What a scary way to die - in the middle of a gigantic ocean, in the pitch black of night.

That Cruise Ship in the Mediterranean Had Nothing On Us

Ironically, we received news about that ship that hit some rocks in the Mediterranean and sank the day after our cruise ended. As Ben and I learned more about it, we were so shocked to hear about that ship never having done an emergency evacuation practice session. We did it before we even left land.  We had to go to our assigned section and get counted, and we were told to go to our little section again if there was an emergency, etc.  Everyone had to be there.  And it took awhile.  We grumbled a lot, but looking back, it's an important thing to practice.

We were stuffed in our section pretty tightly and got to know two cute couples.  One was a cute little newleywed couple from Florida.  They were super-friendly.  And they were usually drunk. The wife wore really skimpy clothes.  They were funny.  And the other couple were a Chinese couple who live in the midwest of the U.S.  I tried out some Mandarin on them, and they were impressed with me. :)

Formal Night

So the second night, they had this thing where you wear formal wear to dinner.  Ben and I had gone shopping a few days before and just picked out a nice dress - it wasn't very fancy at all, and truth be told, it was wayyyyy too tight for my liking.  I felt like a stuffed sausage:
Ben always picks tight stuff out for me.  I think he sees me through rose-colored glasses sometimes.  Which is a good thing.

So I felt really fancy, but dang.  Ben and I were almost underdressed.  There were tuxedos and full-on prom dresses.  There were a few people like us, but mainly, everyone went all OUT.  Which, in most of the younger ladies' instances, meant skimpy.  Very, very skimpy stuff.

And you know, every night thereafter, lots of girls continued to wear prom dresses.  It was funny.  A chance to dress up, I guess.

It felt weird to me that people would get all gussied up just to eat dinner, but whatevs.  As soon as dinner was over, I changed back into my loungewear.  My shoes were killing me.

The Verdict

Loooooved it.  Loved it, loved it, loved it.  And how great that Ben and I were able to take this fantastic trip together before he left for China.  Actually, at the time, we didn't know he was leaving so soon.  We came home, found out he was going to China, and two days after that, he was gone.  So  this time we had together is very precious to me.

The cruise itself was too short for me.  I could have comfortably done a seven-day cruise.  Those ships are a little larger and have more shopping and more things to do.  The shorter four-day cruises have smaller ships and not quite so much to do.  I mean, if you gamble or drink, there was ALWAYS something going on.  But if you're a teetotaler, you need to bring lots of books and card games.
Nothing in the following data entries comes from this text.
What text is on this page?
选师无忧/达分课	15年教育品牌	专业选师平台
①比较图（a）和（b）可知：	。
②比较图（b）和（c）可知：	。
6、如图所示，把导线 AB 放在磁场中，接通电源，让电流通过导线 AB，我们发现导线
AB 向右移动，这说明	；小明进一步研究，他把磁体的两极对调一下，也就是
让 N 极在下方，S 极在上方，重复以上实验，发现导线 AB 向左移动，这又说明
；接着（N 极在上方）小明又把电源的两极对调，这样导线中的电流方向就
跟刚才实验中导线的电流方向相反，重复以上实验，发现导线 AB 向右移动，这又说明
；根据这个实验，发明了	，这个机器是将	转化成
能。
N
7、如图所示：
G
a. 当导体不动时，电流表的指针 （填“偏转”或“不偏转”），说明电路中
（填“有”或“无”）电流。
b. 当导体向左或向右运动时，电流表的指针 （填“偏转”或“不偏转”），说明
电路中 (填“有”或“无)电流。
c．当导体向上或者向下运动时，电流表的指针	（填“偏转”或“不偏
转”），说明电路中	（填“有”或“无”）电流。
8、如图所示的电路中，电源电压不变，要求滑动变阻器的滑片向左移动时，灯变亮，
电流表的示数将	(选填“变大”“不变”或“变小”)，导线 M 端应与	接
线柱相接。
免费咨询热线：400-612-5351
I get pretty severe motion sickness, so I was worried, but I brought the 24-hour dramamine pills, and they were wonderful.  Every now and then, my body could sense when we had some rougher seas or whatever, but I didn't feel sick at all.  One morning, I forgot to take my dramamine, and by 10 a.m. or so, I was going, "Why do I feel so queasy?"  Then I realized why, and I quickly took my pill and felt much better within a half hour or so.

So would I do it again?  In a Bahamian Minute. 


4 comments:

Unknown said...

how fun!! i'm glad you guys had so much fun. you two totally deserved a trip together.
so, chris picks out clothes that are way to tight for me too! he insists they look good, but i feel way too uncomfortable with tight clothes. it's not like they're immodest or anything, just snugger than i prefer. how funny that ben does that too.

Unknown said...

dude! why doesn't it ask me to sign in??? that last comment (and this one) is from me, lex. kinda obvious because i talked about chris, but whatevs.

Brooke said...

I am glad that you were able to have time together...You are the best and I love reading your blogs!!

Anonymous said...

I'm so glad you were able to do that before Ben left for china!! It seems like you had an amazing time. I've never really wanted to go on a cruise, but your trip makes me want to now!:) Glad you had so much fun!